The AAUW study did not in fact uncover an epidemic of harassment. But it did inadvertently highlight a very unpleasant and troubling feature of contemporary campus life. There is a lot of raunchiness and in-your-face sexuality everywhere a student turns. Unfortunately for the AAUW’s case, it is not possible to fix the blame for the excessive sexual exhibitionism on men alone. Many women are conspicuous contributors, particularly on “V-Day.” February 14th is now celebrated on most American campuses, not as Valentine’s Day, but as V-day (short for “Vagina Day” or for “Violence Against Women Day”). V-Day--usually organized by a small minority of ideologically driven women faculty and impressionable and confused female students--has become an annual occasion to deplore all the horrible things men do to women while at the same time celebrating the wonders of female sexual anatomy. For a two- or three-week period, campuses are festooned with close-up images of a specific female body part. Frequently there are sexually suggestive T-shirts, anatomically correct lollipops, obscene chants and sex toy workshops.

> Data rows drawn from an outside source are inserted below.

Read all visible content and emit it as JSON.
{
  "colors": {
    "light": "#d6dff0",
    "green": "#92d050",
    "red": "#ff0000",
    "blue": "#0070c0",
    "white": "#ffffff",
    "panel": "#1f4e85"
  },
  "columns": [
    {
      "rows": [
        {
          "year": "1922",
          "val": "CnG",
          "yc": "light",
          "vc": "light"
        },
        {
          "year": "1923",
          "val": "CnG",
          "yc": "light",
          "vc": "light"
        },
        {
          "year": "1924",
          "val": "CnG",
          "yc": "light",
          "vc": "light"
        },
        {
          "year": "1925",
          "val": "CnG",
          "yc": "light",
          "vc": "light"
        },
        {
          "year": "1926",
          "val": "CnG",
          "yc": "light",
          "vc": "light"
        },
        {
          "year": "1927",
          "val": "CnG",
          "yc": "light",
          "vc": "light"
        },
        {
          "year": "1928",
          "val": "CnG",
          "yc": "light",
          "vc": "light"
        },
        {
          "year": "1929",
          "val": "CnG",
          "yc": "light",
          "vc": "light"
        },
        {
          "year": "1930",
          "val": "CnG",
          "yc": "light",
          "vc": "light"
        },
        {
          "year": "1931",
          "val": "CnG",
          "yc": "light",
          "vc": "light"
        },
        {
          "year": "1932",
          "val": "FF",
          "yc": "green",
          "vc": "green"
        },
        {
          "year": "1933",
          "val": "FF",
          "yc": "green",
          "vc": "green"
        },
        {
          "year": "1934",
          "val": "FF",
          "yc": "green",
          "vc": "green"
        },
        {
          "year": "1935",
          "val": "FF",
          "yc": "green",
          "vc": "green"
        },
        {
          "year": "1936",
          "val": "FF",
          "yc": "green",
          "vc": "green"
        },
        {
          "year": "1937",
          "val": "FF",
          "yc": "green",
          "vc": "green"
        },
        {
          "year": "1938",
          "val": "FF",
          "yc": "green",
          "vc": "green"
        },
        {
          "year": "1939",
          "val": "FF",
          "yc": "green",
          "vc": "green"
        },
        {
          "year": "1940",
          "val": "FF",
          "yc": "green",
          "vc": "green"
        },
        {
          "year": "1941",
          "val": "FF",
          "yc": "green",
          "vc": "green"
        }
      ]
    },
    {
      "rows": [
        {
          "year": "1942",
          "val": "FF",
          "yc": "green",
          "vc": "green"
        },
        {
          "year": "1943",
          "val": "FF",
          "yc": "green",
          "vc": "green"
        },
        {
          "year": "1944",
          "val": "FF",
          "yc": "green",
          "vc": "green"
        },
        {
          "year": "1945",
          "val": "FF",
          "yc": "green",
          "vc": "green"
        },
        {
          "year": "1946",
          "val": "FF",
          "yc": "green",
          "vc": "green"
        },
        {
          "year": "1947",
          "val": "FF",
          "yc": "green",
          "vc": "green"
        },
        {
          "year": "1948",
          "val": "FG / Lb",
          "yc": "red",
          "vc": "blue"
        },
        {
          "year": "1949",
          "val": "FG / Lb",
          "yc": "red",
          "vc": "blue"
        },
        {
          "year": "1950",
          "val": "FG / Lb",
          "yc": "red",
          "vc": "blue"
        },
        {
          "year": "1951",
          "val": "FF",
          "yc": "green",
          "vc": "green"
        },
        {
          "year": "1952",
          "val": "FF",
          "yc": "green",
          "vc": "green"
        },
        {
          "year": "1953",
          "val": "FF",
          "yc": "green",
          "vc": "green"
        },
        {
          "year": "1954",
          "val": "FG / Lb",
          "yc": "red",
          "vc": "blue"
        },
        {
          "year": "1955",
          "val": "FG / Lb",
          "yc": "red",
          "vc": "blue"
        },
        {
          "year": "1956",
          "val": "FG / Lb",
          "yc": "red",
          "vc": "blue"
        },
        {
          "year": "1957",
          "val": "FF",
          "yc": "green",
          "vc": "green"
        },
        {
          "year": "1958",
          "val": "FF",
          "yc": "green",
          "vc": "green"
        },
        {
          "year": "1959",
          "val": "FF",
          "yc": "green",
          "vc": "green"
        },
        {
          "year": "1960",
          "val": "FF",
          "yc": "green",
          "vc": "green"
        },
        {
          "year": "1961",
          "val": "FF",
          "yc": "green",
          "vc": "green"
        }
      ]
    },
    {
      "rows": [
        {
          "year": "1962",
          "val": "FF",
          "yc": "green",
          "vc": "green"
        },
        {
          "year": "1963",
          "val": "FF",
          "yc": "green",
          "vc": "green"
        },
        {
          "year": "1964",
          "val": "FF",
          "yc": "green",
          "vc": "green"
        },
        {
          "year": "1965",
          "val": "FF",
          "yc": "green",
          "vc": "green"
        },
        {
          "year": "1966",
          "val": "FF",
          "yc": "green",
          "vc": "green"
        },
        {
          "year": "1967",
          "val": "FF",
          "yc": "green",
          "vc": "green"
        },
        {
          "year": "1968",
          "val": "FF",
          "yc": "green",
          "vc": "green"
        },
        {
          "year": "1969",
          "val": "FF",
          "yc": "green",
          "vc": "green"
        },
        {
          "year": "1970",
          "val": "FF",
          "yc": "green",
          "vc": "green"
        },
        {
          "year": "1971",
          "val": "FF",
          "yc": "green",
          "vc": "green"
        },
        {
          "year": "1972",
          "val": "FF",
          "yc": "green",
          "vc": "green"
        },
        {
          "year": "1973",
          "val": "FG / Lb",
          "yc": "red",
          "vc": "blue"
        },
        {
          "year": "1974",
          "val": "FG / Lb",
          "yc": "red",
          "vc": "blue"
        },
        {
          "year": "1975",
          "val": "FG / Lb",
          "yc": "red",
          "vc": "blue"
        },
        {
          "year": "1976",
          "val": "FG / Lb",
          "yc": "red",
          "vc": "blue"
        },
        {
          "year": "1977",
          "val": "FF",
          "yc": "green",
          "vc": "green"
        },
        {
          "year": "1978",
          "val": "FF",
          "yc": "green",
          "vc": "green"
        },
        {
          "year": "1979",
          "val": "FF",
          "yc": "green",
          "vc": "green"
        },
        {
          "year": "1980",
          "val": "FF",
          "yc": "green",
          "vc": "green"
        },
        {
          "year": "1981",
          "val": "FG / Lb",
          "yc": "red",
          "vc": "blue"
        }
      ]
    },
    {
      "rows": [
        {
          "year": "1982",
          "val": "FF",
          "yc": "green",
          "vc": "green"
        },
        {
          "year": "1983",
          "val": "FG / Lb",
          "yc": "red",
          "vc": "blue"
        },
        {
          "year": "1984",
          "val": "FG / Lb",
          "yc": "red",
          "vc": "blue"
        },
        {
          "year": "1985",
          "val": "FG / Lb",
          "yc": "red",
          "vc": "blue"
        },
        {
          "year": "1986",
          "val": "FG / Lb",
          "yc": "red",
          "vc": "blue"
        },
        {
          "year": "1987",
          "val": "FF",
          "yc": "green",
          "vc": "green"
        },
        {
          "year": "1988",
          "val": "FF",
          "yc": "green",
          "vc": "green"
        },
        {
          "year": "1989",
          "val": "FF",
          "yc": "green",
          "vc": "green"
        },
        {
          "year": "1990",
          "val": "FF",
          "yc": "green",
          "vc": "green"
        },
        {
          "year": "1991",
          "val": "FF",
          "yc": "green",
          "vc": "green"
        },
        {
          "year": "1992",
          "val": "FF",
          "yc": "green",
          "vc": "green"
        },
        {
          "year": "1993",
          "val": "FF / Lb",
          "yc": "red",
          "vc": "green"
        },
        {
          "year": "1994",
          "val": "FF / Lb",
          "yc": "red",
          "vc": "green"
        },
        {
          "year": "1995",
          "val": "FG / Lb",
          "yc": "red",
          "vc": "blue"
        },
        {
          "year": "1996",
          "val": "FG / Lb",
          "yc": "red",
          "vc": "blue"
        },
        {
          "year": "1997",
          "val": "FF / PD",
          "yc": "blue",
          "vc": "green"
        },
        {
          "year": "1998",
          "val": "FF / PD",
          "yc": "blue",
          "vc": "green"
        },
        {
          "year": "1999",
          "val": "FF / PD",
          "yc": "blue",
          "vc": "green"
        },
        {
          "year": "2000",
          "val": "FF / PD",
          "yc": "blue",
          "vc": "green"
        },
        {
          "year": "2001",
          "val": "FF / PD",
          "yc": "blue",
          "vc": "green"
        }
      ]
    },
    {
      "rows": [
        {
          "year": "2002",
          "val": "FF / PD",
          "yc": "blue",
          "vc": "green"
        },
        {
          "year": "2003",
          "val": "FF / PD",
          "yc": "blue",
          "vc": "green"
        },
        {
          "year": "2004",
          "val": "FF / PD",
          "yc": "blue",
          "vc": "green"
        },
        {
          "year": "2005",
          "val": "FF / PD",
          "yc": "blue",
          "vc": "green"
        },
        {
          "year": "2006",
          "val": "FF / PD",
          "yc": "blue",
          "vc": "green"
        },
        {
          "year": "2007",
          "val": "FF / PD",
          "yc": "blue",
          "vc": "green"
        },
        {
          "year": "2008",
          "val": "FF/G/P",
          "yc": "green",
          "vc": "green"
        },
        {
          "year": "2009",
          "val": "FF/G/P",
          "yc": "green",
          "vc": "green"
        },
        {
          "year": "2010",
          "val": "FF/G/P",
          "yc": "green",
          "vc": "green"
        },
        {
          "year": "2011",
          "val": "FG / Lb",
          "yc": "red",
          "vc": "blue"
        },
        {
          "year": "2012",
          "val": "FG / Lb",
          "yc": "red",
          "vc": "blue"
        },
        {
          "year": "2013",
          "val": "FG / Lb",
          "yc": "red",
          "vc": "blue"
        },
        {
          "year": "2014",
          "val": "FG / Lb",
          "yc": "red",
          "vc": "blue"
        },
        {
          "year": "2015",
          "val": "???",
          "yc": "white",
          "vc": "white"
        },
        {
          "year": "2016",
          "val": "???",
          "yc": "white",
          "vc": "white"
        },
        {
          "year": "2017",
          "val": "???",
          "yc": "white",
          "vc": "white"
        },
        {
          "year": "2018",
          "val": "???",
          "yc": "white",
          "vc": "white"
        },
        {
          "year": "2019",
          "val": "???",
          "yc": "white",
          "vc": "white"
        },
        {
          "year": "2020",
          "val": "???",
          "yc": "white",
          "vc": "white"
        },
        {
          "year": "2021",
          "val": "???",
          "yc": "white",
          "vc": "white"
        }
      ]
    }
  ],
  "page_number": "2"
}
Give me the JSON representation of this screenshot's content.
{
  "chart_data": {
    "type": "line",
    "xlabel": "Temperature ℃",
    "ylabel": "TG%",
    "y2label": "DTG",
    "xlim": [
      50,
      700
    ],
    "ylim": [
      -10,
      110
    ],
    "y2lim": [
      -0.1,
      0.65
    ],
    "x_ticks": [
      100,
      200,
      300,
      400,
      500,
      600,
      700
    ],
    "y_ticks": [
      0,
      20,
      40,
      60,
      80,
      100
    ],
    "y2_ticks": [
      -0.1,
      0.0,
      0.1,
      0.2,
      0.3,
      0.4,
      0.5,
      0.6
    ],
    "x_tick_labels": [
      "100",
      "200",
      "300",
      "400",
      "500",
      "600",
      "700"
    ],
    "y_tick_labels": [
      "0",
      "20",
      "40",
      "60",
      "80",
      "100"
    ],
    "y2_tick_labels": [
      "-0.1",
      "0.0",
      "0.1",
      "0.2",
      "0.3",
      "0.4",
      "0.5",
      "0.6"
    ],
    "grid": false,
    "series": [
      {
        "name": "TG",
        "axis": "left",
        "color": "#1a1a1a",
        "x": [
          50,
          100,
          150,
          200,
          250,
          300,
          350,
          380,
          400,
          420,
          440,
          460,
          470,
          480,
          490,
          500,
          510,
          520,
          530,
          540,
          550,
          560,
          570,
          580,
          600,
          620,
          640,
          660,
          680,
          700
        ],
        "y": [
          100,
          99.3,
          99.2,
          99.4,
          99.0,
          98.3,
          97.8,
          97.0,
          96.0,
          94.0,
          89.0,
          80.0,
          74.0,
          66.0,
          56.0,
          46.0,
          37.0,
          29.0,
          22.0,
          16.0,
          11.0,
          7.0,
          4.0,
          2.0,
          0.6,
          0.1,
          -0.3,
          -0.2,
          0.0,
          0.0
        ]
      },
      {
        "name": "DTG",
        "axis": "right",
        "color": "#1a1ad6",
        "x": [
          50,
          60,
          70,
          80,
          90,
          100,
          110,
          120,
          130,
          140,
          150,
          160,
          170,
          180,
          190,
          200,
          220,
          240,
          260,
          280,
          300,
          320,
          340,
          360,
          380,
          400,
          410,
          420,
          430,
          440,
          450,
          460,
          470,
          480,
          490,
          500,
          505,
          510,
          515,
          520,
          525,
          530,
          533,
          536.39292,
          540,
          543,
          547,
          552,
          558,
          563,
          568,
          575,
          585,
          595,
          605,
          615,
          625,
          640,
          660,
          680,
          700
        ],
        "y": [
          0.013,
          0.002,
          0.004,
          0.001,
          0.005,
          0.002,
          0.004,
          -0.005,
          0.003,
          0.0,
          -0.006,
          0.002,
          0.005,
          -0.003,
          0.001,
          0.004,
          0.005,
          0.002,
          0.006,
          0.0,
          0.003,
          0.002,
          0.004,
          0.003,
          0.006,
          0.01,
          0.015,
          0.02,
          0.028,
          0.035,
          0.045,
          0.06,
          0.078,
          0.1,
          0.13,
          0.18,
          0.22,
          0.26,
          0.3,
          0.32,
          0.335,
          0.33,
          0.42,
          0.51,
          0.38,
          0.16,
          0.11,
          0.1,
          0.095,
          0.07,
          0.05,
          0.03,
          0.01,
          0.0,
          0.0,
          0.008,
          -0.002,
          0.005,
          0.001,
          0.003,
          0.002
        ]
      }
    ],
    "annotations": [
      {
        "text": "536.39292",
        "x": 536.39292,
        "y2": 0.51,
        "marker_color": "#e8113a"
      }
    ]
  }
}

If the AAUW were serious about improving the climate on campus, it could start by looking for ways to reason with the V-Day enthusiasts to discourage their antics. But that is not about to happen any time soon.

Campuses need effective policies against genuine harassment. They do not need the divisive gender politics of the AAUW spin sisters. The AAUW’s statistically challenged, chronically mistaken, and relentlessly male-averse “studies” should not be taken seriously.

Christina Hoff Sommers is a resident scholar at AEI.